Abstract

Background: Worldwide, bacteremia is one of the serious infections that cause significant morbidity and mortality in hospitalized patients. A wide range of microorganisms have been implicated in the etiology of BSIs. Early detection of these pathogens along with the determination of antimicrobial susceptibility patterns have been shown to improve treatment outcomes. The present study aimed to determine the microbiological profile of BSIs in a major tertiary care hospital in North India.
 Materials and Methods: This is a cross-sectional study conducted in the Department of Microbiology Government Medical College Srinagar. Blood samples submitted in brain heart infusion (BHI) broth for culture and sensitivity over a period of one year from September 2021 to 30th August 2022 were included in the study and processed per standard laboratory protocol techniques for isolating and identifying pathogens causing BSI. The antimicrobial susceptibility of bacterial isolates was determined by the disc diffusion method as per Clinical and Laboratory Standards Institute (CLSI) guidelines.

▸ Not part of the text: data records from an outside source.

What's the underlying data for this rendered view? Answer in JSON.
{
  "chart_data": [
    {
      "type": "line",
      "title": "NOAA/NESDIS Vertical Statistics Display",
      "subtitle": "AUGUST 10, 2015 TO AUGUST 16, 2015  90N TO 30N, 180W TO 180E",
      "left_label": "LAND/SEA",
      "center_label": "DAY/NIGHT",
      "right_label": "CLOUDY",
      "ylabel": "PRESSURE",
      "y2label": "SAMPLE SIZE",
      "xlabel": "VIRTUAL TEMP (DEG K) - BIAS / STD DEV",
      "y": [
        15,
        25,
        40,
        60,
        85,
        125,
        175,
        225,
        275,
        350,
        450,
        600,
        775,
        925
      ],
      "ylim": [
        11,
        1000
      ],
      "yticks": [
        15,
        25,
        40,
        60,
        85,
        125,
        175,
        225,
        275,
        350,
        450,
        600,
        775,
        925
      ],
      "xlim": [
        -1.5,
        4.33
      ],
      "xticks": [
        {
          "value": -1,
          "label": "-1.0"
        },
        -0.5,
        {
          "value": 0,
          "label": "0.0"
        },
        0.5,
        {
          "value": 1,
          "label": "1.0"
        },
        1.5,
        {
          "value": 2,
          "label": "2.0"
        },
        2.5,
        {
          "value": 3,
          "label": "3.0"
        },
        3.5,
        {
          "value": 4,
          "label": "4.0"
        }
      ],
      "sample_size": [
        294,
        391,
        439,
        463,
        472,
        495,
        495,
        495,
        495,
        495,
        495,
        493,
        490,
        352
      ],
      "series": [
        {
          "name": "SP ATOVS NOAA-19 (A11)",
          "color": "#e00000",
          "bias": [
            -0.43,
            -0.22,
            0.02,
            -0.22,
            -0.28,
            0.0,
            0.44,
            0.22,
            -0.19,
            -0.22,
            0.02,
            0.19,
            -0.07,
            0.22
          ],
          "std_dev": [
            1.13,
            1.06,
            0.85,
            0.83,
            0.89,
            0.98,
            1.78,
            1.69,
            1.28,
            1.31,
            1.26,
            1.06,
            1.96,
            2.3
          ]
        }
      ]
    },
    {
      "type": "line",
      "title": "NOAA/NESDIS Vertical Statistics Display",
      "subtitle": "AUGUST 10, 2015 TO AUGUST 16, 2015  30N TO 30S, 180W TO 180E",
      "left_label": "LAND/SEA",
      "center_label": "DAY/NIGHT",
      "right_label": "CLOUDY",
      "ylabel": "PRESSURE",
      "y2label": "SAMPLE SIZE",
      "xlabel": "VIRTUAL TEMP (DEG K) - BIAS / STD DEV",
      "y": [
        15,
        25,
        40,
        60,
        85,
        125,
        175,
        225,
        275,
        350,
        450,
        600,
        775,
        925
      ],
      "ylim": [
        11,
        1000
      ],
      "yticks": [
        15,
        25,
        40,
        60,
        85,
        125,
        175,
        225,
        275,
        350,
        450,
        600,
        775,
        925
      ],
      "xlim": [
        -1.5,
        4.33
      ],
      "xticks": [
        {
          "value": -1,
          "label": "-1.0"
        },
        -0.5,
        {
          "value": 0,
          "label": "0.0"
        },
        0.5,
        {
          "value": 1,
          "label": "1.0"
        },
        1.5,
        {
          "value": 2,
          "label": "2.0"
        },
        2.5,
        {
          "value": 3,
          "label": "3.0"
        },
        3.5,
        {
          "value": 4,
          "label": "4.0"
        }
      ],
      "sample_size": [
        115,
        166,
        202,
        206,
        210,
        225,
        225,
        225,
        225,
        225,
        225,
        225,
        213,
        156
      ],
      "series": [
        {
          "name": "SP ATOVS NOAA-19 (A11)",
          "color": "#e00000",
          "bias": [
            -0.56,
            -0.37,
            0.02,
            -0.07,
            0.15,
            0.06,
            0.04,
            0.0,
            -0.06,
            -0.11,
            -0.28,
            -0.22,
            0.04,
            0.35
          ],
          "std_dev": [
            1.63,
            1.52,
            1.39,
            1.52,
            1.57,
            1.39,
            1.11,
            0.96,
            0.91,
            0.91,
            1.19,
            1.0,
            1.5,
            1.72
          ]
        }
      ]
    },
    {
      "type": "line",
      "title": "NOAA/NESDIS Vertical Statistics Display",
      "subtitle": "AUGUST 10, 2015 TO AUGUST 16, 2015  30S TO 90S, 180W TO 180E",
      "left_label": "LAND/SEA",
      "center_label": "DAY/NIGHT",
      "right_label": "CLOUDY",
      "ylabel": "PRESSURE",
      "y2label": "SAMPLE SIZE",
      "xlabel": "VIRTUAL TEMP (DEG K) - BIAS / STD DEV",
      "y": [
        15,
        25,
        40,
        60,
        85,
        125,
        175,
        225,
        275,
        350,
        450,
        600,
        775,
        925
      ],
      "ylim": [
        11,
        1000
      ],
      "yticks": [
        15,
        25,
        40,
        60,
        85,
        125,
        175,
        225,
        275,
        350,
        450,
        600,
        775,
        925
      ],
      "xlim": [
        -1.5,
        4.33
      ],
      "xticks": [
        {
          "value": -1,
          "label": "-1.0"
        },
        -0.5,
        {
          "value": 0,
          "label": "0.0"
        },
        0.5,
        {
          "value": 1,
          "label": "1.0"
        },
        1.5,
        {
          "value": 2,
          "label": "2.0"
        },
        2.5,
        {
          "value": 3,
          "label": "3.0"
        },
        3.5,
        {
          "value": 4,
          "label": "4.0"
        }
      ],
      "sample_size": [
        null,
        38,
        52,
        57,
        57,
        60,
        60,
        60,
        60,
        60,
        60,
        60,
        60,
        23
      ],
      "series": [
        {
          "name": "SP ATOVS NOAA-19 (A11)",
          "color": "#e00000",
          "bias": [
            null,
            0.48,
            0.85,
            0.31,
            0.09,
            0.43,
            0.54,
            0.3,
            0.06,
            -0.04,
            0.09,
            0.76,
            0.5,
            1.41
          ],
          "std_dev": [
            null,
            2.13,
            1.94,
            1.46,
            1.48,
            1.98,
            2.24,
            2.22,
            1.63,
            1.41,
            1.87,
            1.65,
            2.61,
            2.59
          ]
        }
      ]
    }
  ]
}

 Results: Out of 4260 blood samples, 1204(28.26%) isolates were obtained. Of these isolates, 575(47.75%) were Gram‑positive bacteria and 468 (38.87%) were Gram‑negative bacteria. Candida species were isolated from 161(13.7%) positive samples and 32 showed contamination. The most commonly identified organism was Coagulase‑negative Staphylococcus (CoNS) (22.59%) followed by Staphylococcus aureus(17.69%), Acinetobacter spp. (13.70%), Klebsiella spp (10.13%) and Escherichia coli (6.47%). Among the gram-positive bacteria, maximum resistance was seen with methicillin and azithromycin. No resistance was seen with vancomycin and linezolid. Most of the gram-negative bacilli were multidrug-resistant. Maximum resistance was seen with ampicillin(91.7%), amoxiclav (86.5%), ceftriaxone (88.5%), and gentamicin (60.9%). Higher prevalence of resistance was observed in Gram‑negative bacteria when compared with Gram‑positive bacteria.
 Conclusion: Hence, empirical treatment of BSIs should be based on the current knowledge of bacterial resistance profiles as provided by microbiology laboratory reports. The results of this study warrant continuous monitoring of antimicrobial patterns for the clinicians along with judicious antibiotic policy to mandate antimicrobial sensitivity testing against the BSIs in the hospital setup so that appropriate therapeutic measures should be taken at the earliest.